Mustard and Lemon Roast Chicken
- 1.5 lbs skinless and boneless thighs*
- 1/4 cup mustard hot, honey, Dijon, wholegrain, a mix? I’d recommend not using only yellow but you could always combine it with something else to mellow it a little
- 1/4 cup oil
- 2 tsp salt
- 1/2 tsp freshly ground black pepper
- 2 garlic cloves pressed or finely chopped
- 1 leek white and light green parts only, chopped into 1/4 inch pieces**
- Juice of 1 lemon
- 1 additional lemon, cut into thin slices
Combine the mustard, oil, salt, pepper, garlic, leeks, and juice of one lemon in a small bowl or in a plastic zip-top bag and mix it around. Add the chicken thighs and let it marinate for at least 30 minutes and up to 8 hours.***
When you’re ready to bake, preheat the oven to 425F. In a large baking dish, about 9 by 13, pour out the chicken and marinade and mix it up with the remaining lemon slices. Make sure the chicken pieces are in a single layer and not on top of one another or they won’t cook evenly. Roast the dish for about 30 minutes until the lemon slices on top are a little browned and the chicken is done. You can test that by cutting into it to check or by taking its temperature – should be about 165. Serve it hot whether that means immediately or after reheating. Any leftovers will keep for up to a week and could be made into an amazing chicken salad with just a little bit of extra mayo.

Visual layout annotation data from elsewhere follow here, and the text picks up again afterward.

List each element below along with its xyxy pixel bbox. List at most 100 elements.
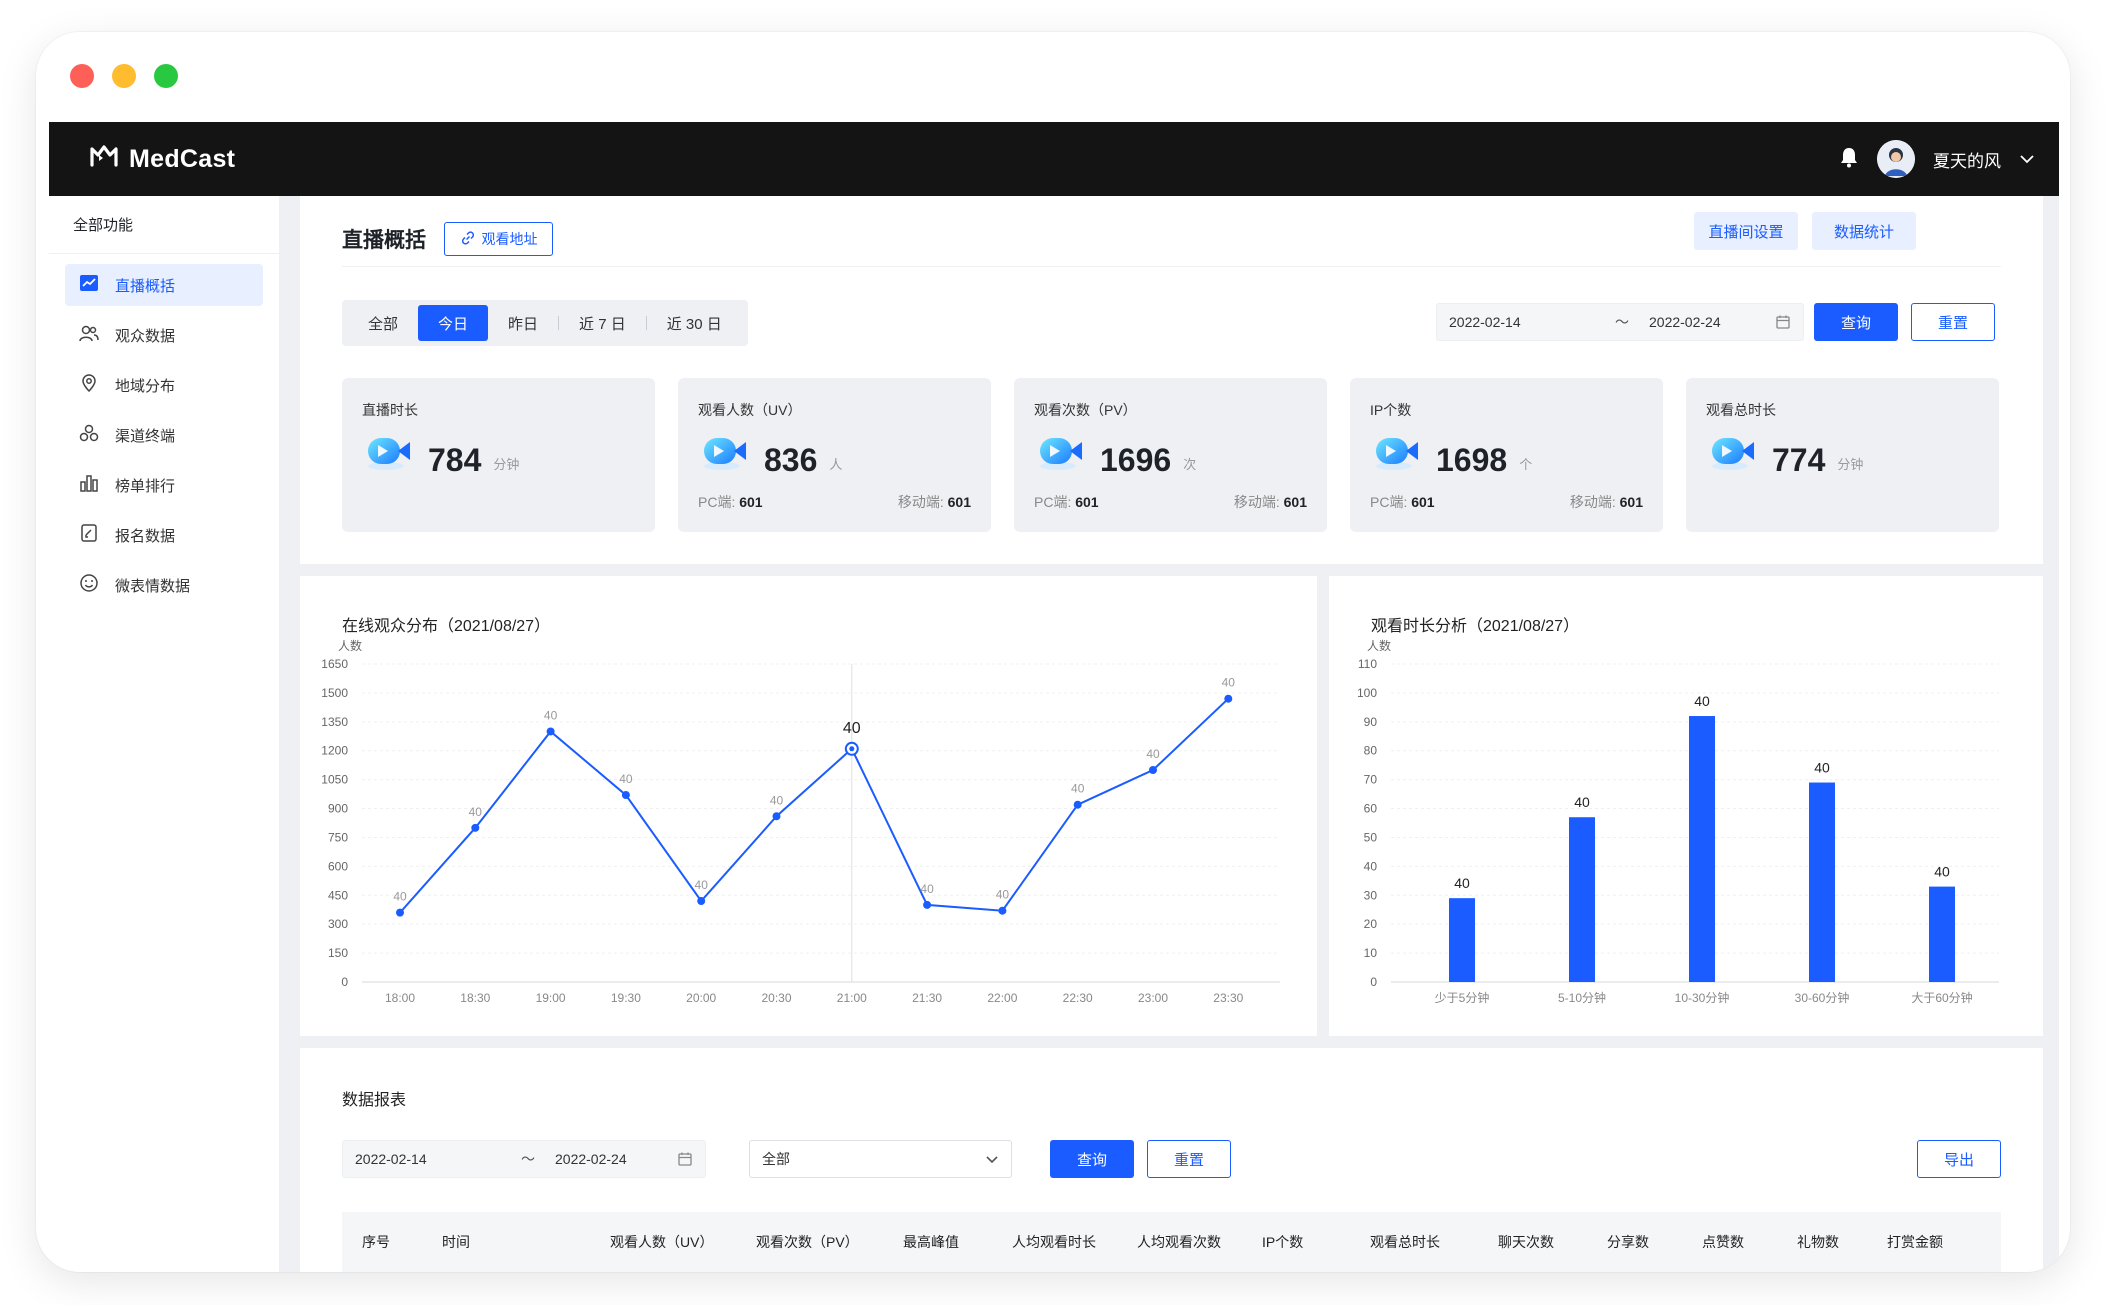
column-header[interactable]: 人均观看次数	[1137, 1234, 1221, 1250]
calendar-icon[interactable]	[1763, 314, 1803, 330]
y-tick-label: 50	[1364, 830, 1378, 844]
y-tick-label: 450	[328, 888, 348, 902]
pc-value: 601	[1075, 494, 1099, 510]
x-tick-label: 少于5分钟	[1435, 990, 1490, 1005]
tab-yesterday[interactable]: 昨日	[508, 315, 539, 333]
column-header[interactable]: 观看次数（PV）	[756, 1234, 859, 1250]
smile-icon	[79, 573, 99, 597]
y-tick-label: 90	[1364, 715, 1378, 729]
chevron-down-icon[interactable]	[2019, 149, 2035, 169]
room-settings-button[interactable]: 直播间设置	[1694, 212, 1798, 250]
column-header[interactable]: 序号	[362, 1234, 390, 1250]
report-filter-select[interactable]: 全部	[749, 1140, 1012, 1178]
period-tabs: 全部 今日 昨日 近 7 日 近 30 日	[342, 300, 748, 346]
reset-button[interactable]: 重置	[1911, 303, 1995, 341]
bar	[1569, 817, 1595, 982]
report-reset-button[interactable]: 重置	[1147, 1140, 1231, 1178]
sidebar-item-audience[interactable]: 观众数据	[65, 314, 263, 356]
avatar[interactable]	[1877, 140, 1915, 178]
bar-value-label: 40	[1694, 693, 1710, 709]
sidebar-title: 全部功能	[49, 196, 279, 254]
column-header[interactable]: 打赏金额	[1887, 1234, 1943, 1250]
sidebar-item-region[interactable]: 地域分布	[65, 364, 263, 406]
bar-value-label: 40	[1574, 794, 1590, 810]
column-header[interactable]: 时间	[442, 1234, 470, 1250]
sidebar-item-label: 微表情数据	[115, 577, 191, 595]
tab-separator	[558, 316, 560, 330]
bar-value-label: 40	[1454, 875, 1470, 891]
y-axis-label: 人数	[1367, 638, 1391, 653]
stat-value: 774	[1772, 442, 1826, 478]
column-header[interactable]: 礼物数	[1797, 1234, 1839, 1250]
link-icon	[460, 230, 476, 249]
data-point	[396, 908, 404, 917]
data-stats-button[interactable]: 数据统计	[1812, 212, 1916, 250]
x-tick-label: 18:30	[460, 991, 490, 1005]
column-header[interactable]: 观看人数（UV）	[610, 1234, 714, 1250]
app-name: MedCast	[129, 144, 236, 173]
x-tick-label: 19:30	[611, 991, 641, 1005]
stat-unit: 分钟	[493, 457, 520, 472]
watch-link-button[interactable]: 观看地址	[444, 222, 553, 256]
bar	[1449, 898, 1475, 982]
column-header[interactable]: IP个数	[1262, 1234, 1304, 1250]
x-tick-label: 23:00	[1138, 991, 1168, 1005]
app-logo[interactable]: MedCast	[89, 143, 235, 176]
report-date-range-picker[interactable]: 2022-02-14 ～ 2022-02-24	[342, 1140, 706, 1178]
user-menu[interactable]: 夏天的风	[1839, 140, 2035, 178]
close-window-button[interactable]	[70, 64, 94, 88]
date-separator: ～	[521, 1151, 535, 1167]
report-query-button[interactable]: 查询	[1050, 1140, 1134, 1178]
sidebar-item-signup[interactable]: 报名数据	[65, 514, 263, 556]
date-range-picker[interactable]: 2022-02-14 ～ 2022-02-24	[1436, 303, 1804, 341]
sidebar-item-micro-expression[interactable]: 微表情数据	[65, 564, 263, 606]
date-from[interactable]: 2022-02-14	[1449, 314, 1521, 330]
data-point	[1224, 694, 1233, 703]
sidebar-item-channel[interactable]: 渠道终端	[65, 414, 263, 456]
maximize-window-button[interactable]	[154, 64, 178, 88]
report-title: 数据报表	[342, 1092, 407, 1109]
stat-value: 784	[428, 442, 482, 478]
y-tick-label: 0	[341, 975, 348, 989]
tab-7-days[interactable]: 近 7 日	[579, 315, 626, 333]
column-header[interactable]: 最高峰值	[903, 1234, 959, 1250]
export-button[interactable]: 导出	[1917, 1140, 2001, 1178]
app-window: MedCast 夏天的风 全部功能 直播概括	[36, 32, 2070, 1272]
chart-title: 在线观众分布（2021/08/27）	[342, 618, 551, 635]
calendar-icon[interactable]	[665, 1151, 705, 1167]
date-from[interactable]: 2022-02-14	[355, 1151, 427, 1167]
column-header[interactable]: 点赞数	[1702, 1234, 1744, 1250]
channel-icon	[79, 423, 99, 447]
x-tick-label: 20:00	[686, 991, 716, 1005]
camera-icon	[698, 432, 752, 477]
sidebar-item-ranking[interactable]: 榜单排行	[65, 464, 263, 506]
y-axis-label: 人数	[338, 638, 362, 653]
tab-30-days[interactable]: 近 30 日	[666, 315, 722, 333]
x-tick-label: 30-60分钟	[1795, 990, 1850, 1005]
column-header[interactable]: 聊天次数	[1498, 1234, 1554, 1250]
mobile-label: 移动端:	[1233, 494, 1280, 510]
main-layout: 全部功能 直播概括 观众数据 地域分布 渠道终端	[49, 196, 2059, 1272]
y-tick-label: 10	[1364, 946, 1378, 960]
y-tick-label: 300	[328, 917, 348, 931]
chart-icon	[79, 274, 99, 296]
minimize-window-button[interactable]	[112, 64, 136, 88]
bell-icon[interactable]	[1839, 146, 1859, 173]
y-tick-label: 80	[1364, 744, 1378, 758]
date-to[interactable]: 2022-02-24	[1649, 314, 1721, 330]
data-point	[923, 900, 932, 909]
column-header[interactable]: 分享数	[1607, 1234, 1649, 1250]
data-report-card: 数据报表 2022-02-14 ～ 2022-02-24 全部 查询 重置 导出…	[300, 1048, 2043, 1272]
x-tick-label: 21:00	[837, 991, 867, 1005]
mobile-label: 移动端:	[1569, 494, 1616, 510]
column-header[interactable]: 人均观看时长	[1012, 1234, 1096, 1250]
date-to[interactable]: 2022-02-24	[555, 1151, 627, 1167]
column-header[interactable]: 观看总时长	[1370, 1234, 1440, 1250]
y-tick-label: 900	[328, 802, 348, 816]
tab-all[interactable]: 全部	[368, 315, 399, 333]
sidebar-item-overview[interactable]: 直播概括	[65, 264, 263, 306]
query-button[interactable]: 查询	[1814, 303, 1898, 341]
data-label: 40	[1222, 676, 1236, 690]
tab-today[interactable]: 今日	[418, 305, 489, 341]
x-tick-label: 22:30	[1063, 991, 1093, 1005]
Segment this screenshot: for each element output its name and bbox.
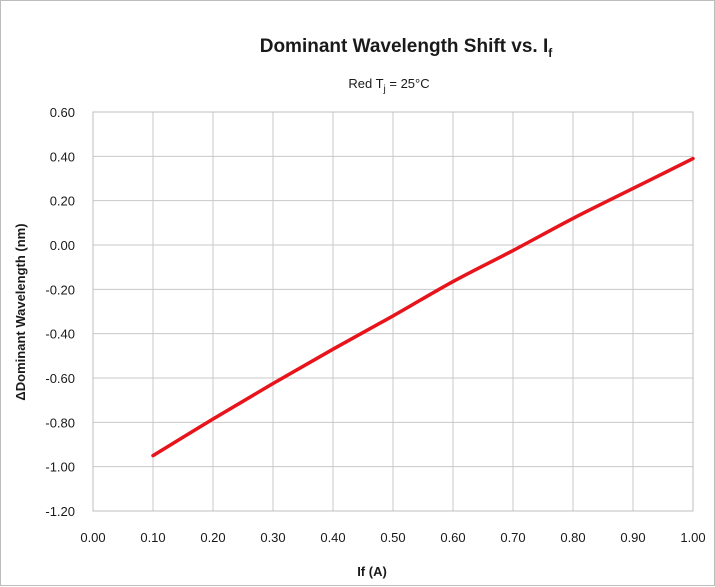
series-line — [151, 156, 695, 458]
x-tick-label: 1.00 — [680, 530, 705, 545]
y-tick-label: 0.40 — [50, 149, 75, 164]
chart-subtitle-subscript: j — [383, 84, 386, 95]
x-tick-label: 0.00 — [80, 530, 105, 545]
x-tick-label: 0.40 — [320, 530, 345, 545]
chart-title-subscript: f — [548, 46, 553, 60]
y-tick-label: 0.60 — [50, 105, 75, 120]
chart-subtitle-prefix: Red T — [348, 76, 383, 91]
x-tick-label: 0.60 — [440, 530, 465, 545]
chart-subtitle-suffix: = 25°C — [386, 76, 430, 91]
y-tick-label: -0.40 — [45, 327, 75, 342]
chart-subtitle: Red Tj = 25°C — [348, 76, 429, 95]
x-tick-label: 0.30 — [260, 530, 285, 545]
x-tick-label: 0.80 — [560, 530, 585, 545]
series-layer — [151, 156, 695, 458]
y-axis-label: ΔDominant Wavelength (nm) — [13, 223, 28, 400]
y-tick-labels: 0.60 0.40 0.20 0.00 -0.20 -0.40 -0.60 -0.80 -1.0… — [45, 105, 75, 519]
y-tick-label: -1.20 — [45, 504, 75, 519]
y-tick-label: -0.60 — [45, 371, 75, 386]
x-tick-label: 0.20 — [200, 530, 225, 545]
y-tick-label: -1.00 — [45, 460, 75, 475]
plot-area-border — [92, 111, 694, 512]
chart-title: Dominant Wavelength Shift vs. If — [260, 36, 554, 60]
y-tick-label: 0.00 — [50, 238, 75, 253]
gridlines — [92, 111, 694, 512]
chart-title-main: Dominant Wavelength Shift vs. I — [260, 36, 549, 57]
x-axis-label: If (A) — [357, 564, 387, 579]
x-tick-label: 0.10 — [140, 530, 165, 545]
x-tick-label: 0.70 — [500, 530, 525, 545]
y-tick-label: -0.80 — [45, 415, 75, 430]
y-tick-label: 0.20 — [50, 194, 75, 209]
x-tick-label: 0.90 — [620, 530, 645, 545]
y-tick-label: -0.20 — [45, 282, 75, 297]
x-tick-labels: 0.00 0.10 0.20 0.30 0.40 0.50 0.60 0.70 0.80 0.90… — [80, 530, 705, 545]
x-tick-label: 0.50 — [380, 530, 405, 545]
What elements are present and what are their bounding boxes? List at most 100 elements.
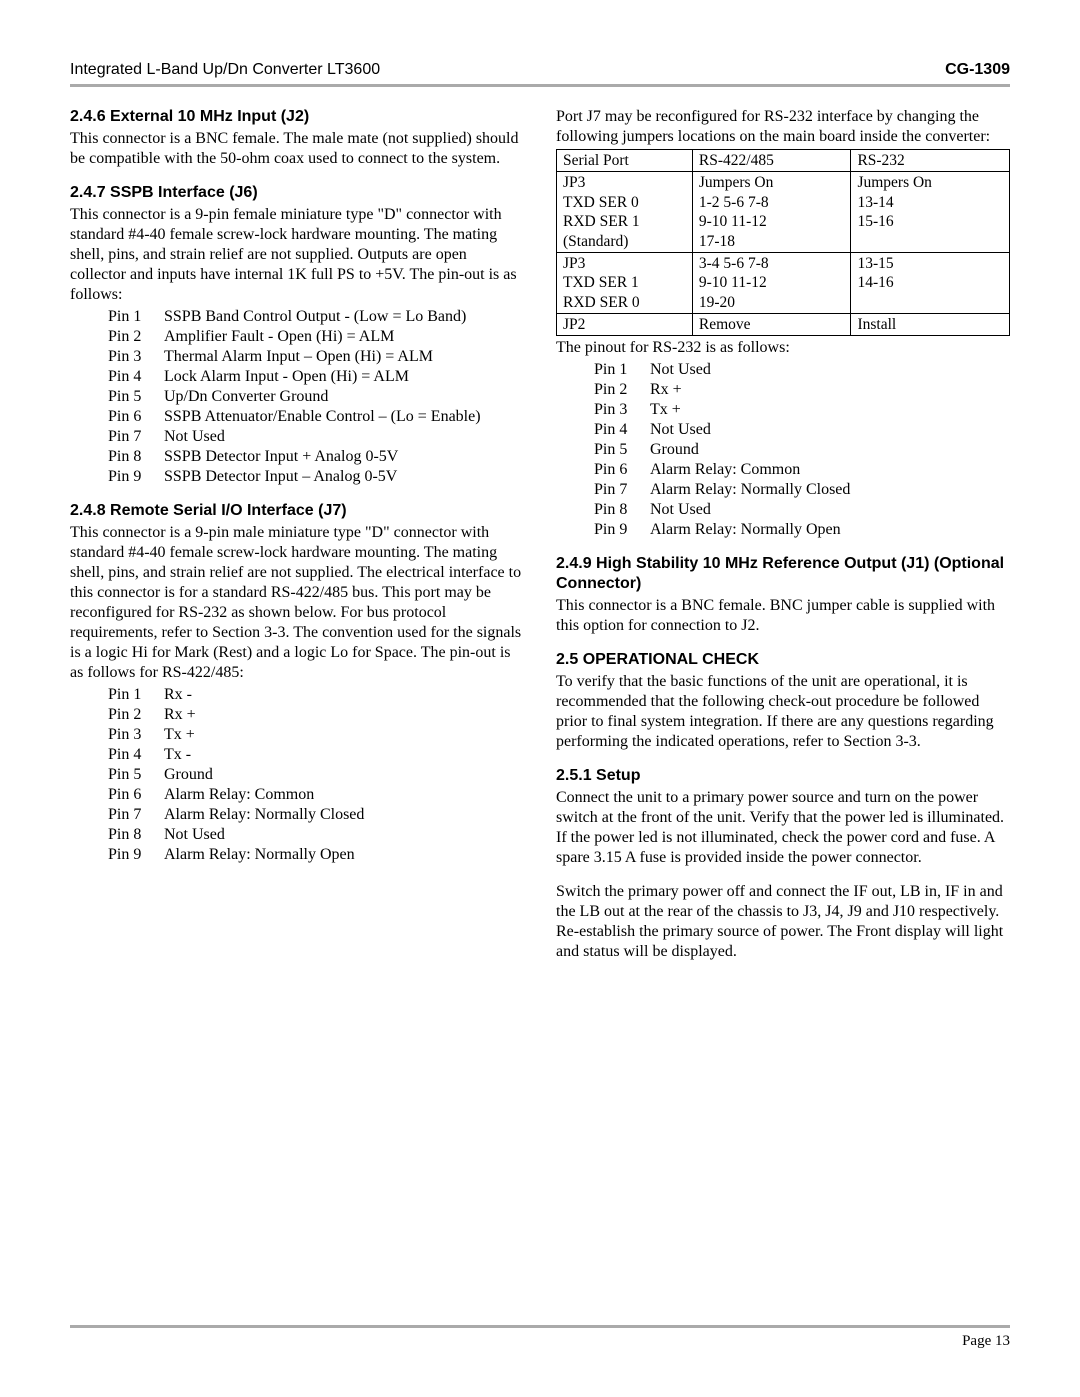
heading-25: 2.5 OPERATIONAL CHECK [556, 650, 1010, 670]
pin-label: Pin 9 [108, 845, 164, 865]
pin-row: Pin 6Alarm Relay: Common [594, 460, 1010, 480]
header-left: Integrated L-Band Up/Dn Converter LT3600 [70, 60, 380, 80]
heading-248: 2.4.8 Remote Serial I/O Interface (J7) [70, 501, 524, 521]
pin-row: Pin 5Ground [594, 440, 1010, 460]
pin-label: Pin 7 [108, 805, 164, 825]
pin-label: Pin 5 [108, 387, 164, 407]
pin-row: Pin 4Tx - [108, 745, 524, 765]
pin-row: Pin 8Not Used [108, 825, 524, 845]
pin-label: Pin 2 [108, 705, 164, 725]
pin-description: SSPB Detector Input + Analog 0-5V [164, 447, 524, 467]
pin-label: Pin 1 [594, 360, 650, 380]
pin-label: Pin 9 [594, 520, 650, 540]
pin-description: Alarm Relay: Normally Open [164, 845, 524, 865]
pin-row: Pin 7Alarm Relay: Normally Closed [594, 480, 1010, 500]
table-cell: Jumpers On13-1415-16 [851, 172, 1010, 253]
table-cell: Jumpers On1-2 5-6 7-89-10 11-1217-18 [692, 172, 851, 253]
table-cell: 13-1514-16 [851, 252, 1010, 313]
table-cell: JP3TXD SER 0RXD SER 1(Standard) [557, 172, 693, 253]
pin-row: Pin 6Alarm Relay: Common [108, 785, 524, 805]
pin-label: Pin 4 [108, 745, 164, 765]
table-cell: JP3TXD SER 1RXD SER 0 [557, 252, 693, 313]
pin-description: Up/Dn Converter Ground [164, 387, 524, 407]
pin-label: Pin 6 [108, 785, 164, 805]
pin-row: Pin 7Alarm Relay: Normally Closed [108, 805, 524, 825]
pin-row: Pin 9SSPB Detector Input – Analog 0-5V [108, 467, 524, 487]
pin-description: Alarm Relay: Normally Closed [650, 480, 1010, 500]
pin-label: Pin 8 [108, 825, 164, 845]
pin-label: Pin 9 [108, 467, 164, 487]
pin-list-248: Pin 1Rx -Pin 2Rx +Pin 3Tx +Pin 4Tx -Pin … [108, 685, 524, 865]
right-column: Port J7 may be reconfigured for RS-232 i… [556, 107, 1010, 964]
pin-row: Pin 3Tx + [108, 725, 524, 745]
page-header: Integrated L-Band Up/Dn Converter LT3600… [70, 60, 1010, 87]
body-251-p1: Connect the unit to a primary power sour… [556, 788, 1010, 868]
pin-row: Pin 9Alarm Relay: Normally Open [594, 520, 1010, 540]
pin-row: Pin 4Lock Alarm Input - Open (Hi) = ALM [108, 367, 524, 387]
pin-label: Pin 4 [594, 420, 650, 440]
body-251-p2: Switch the primary power off and connect… [556, 882, 1010, 962]
table-cell: Install [851, 314, 1010, 336]
pin-row: Pin 5Ground [108, 765, 524, 785]
pin-label: Pin 6 [594, 460, 650, 480]
pin-row: Pin 8SSPB Detector Input + Analog 0-5V [108, 447, 524, 467]
pin-label: Pin 8 [108, 447, 164, 467]
pin-row: Pin 4Not Used [594, 420, 1010, 440]
body-25: To verify that the basic functions of th… [556, 672, 1010, 752]
heading-246: 2.4.6 External 10 MHz Input (J2) [70, 107, 524, 127]
pin-description: Alarm Relay: Normally Open [650, 520, 1010, 540]
pin-label: Pin 3 [108, 347, 164, 367]
pin-label: Pin 5 [108, 765, 164, 785]
pin-row: Pin 1Rx - [108, 685, 524, 705]
pin-description: Lock Alarm Input - Open (Hi) = ALM [164, 367, 524, 387]
pin-label: Pin 8 [594, 500, 650, 520]
page-number: Page 13 [962, 1333, 1010, 1349]
pin-label: Pin 1 [108, 685, 164, 705]
table-cell: RS-422/485 [692, 150, 851, 172]
pin-description: Not Used [650, 500, 1010, 520]
pin-label: Pin 1 [108, 307, 164, 327]
heading-251: 2.5.1 Setup [556, 766, 1010, 786]
pin-description: Alarm Relay: Common [164, 785, 524, 805]
pin-row: Pin 2Rx + [594, 380, 1010, 400]
pin-description: Tx + [650, 400, 1010, 420]
pin-description: Rx - [164, 685, 524, 705]
body-247: This connector is a 9-pin female miniatu… [70, 205, 524, 305]
pin-description: Not Used [164, 825, 524, 845]
rs232-pinout-intro: The pinout for RS-232 is as follows: [556, 338, 1010, 358]
left-column: 2.4.6 External 10 MHz Input (J2) This co… [70, 107, 524, 964]
page: Integrated L-Band Up/Dn Converter LT3600… [0, 0, 1080, 1397]
pin-row: Pin 5Up/Dn Converter Ground [108, 387, 524, 407]
pin-description: SSPB Detector Input – Analog 0-5V [164, 467, 524, 487]
pin-description: Rx + [650, 380, 1010, 400]
table-cell: 3-4 5-6 7-89-10 11-1219-20 [692, 252, 851, 313]
pin-description: Thermal Alarm Input – Open (Hi) = ALM [164, 347, 524, 367]
pin-row: Pin 3Tx + [594, 400, 1010, 420]
pin-label: Pin 3 [594, 400, 650, 420]
pin-label: Pin 2 [594, 380, 650, 400]
pin-label: Pin 4 [108, 367, 164, 387]
pin-row: Pin 2Amplifier Fault - Open (Hi) = ALM [108, 327, 524, 347]
page-footer: Page 13 [70, 1325, 1010, 1351]
pin-label: Pin 7 [594, 480, 650, 500]
pin-description: Ground [164, 765, 524, 785]
heading-249: 2.4.9 High Stability 10 MHz Reference Ou… [556, 554, 1010, 594]
pin-description: Amplifier Fault - Open (Hi) = ALM [164, 327, 524, 347]
jumper-table: Serial PortRS-422/485RS-232JP3TXD SER 0R… [556, 149, 1010, 336]
pin-description: Alarm Relay: Normally Closed [164, 805, 524, 825]
pin-list-rs232: Pin 1Not UsedPin 2Rx +Pin 3Tx +Pin 4Not … [594, 360, 1010, 540]
pin-description: SSPB Attenuator/Enable Control – (Lo = E… [164, 407, 524, 427]
pin-description: Not Used [650, 360, 1010, 380]
pin-label: Pin 7 [108, 427, 164, 447]
rs232-reconfig-intro: Port J7 may be reconfigured for RS-232 i… [556, 107, 1010, 147]
pin-row: Pin 8Not Used [594, 500, 1010, 520]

*With a wet marinade like this, the chicken skin would never crisp up in the oven and I’m not really a fan of the soft fatty texture you get when the skin doesn’t crisp. Ideally there would be such a thing as bone-in skinless thighs since roasting with the bone adds some extra flavor to the meat, but alas, I haven’t found it. You could of course buy bone-in skin-on chicken thighs and remove the skin yourself but I’m kind of lazy so I just let the mustard make up for any lost flavor.
Leeks are really dirty vegetables so I find it easier to chop and then wash them to get out all the dirt. And don’t forget to rinse your cutting board too.
The mustard and lemon will both break down the proteins in the raw chicken a little bit while marinating and at some point it will start to affect the texture of the chicken. That point starts around 8-10 hours so don’t leave it longer than that.